Excuse me doctor, do you have minute? I seem to have misplaced my motherfucking mind.
Somewhere between Clinton and Fulton, I fell off of the train of functionality and into the abyss. Tripped on a little pebble and fell into the tracks. Commuting between sanity and insanity, Shit I think I missed my stop. Thought I was holding it together but couldn’t hold it down. Express line to emotional obliteration, got off ground zero. Excuse me sir do you know where I am going? Sorry to bother you ma’am, but I am so fucking lost.

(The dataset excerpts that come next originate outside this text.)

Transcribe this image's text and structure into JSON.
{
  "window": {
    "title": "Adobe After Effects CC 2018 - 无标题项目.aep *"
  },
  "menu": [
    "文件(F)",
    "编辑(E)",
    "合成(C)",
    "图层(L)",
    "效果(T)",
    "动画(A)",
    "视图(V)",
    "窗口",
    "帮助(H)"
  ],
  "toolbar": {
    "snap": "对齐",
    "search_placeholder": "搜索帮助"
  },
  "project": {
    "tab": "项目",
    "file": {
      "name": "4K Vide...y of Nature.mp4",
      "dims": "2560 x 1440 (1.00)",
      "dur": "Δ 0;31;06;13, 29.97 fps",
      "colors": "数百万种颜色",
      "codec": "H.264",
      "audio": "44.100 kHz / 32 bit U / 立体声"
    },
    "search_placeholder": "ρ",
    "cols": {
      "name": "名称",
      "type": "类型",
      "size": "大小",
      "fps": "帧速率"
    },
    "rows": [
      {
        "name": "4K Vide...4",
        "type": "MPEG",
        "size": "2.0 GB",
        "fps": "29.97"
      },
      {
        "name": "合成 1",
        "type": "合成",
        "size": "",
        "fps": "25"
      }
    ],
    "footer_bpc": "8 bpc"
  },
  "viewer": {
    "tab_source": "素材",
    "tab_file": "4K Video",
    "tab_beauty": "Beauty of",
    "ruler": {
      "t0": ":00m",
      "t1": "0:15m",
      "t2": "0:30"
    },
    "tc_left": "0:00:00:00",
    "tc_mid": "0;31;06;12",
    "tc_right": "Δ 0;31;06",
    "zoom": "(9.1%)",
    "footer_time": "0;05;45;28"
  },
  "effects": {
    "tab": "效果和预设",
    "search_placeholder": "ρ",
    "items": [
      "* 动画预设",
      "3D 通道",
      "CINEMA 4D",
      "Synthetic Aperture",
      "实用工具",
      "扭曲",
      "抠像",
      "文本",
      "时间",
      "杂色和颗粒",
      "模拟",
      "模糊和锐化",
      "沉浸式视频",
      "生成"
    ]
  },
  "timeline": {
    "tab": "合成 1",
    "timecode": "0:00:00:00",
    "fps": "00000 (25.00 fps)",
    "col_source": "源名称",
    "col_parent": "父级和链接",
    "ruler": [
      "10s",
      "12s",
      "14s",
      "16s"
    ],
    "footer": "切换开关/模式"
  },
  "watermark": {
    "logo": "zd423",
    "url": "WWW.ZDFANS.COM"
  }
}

You were a slap in the face, cold water while sleeping, a flashlight in the eyes at 4 am. You brought out the best in me, the parts I most proud of and want to hold on to. You rearranged me. Not on purpose, but resulting in purpose. You helped me decide who I wanted to be and for that I say thank you. I think the most important thing in relationships (of any variety) is that person as a moral compass, that guides you back to your original truth. you were one hell of a compass, I really fucked with your original truth.
You are driving me insane. But you are also my sanity.
We share the same values. But have difficulty sharing the same continent. Exponentially different but coming back to the same root. Your intercontinental dispersal is causing me aortic plate tectonics. This long distance love is pulling my heart in two (hundred) different directions. Mama, I just wanna go home.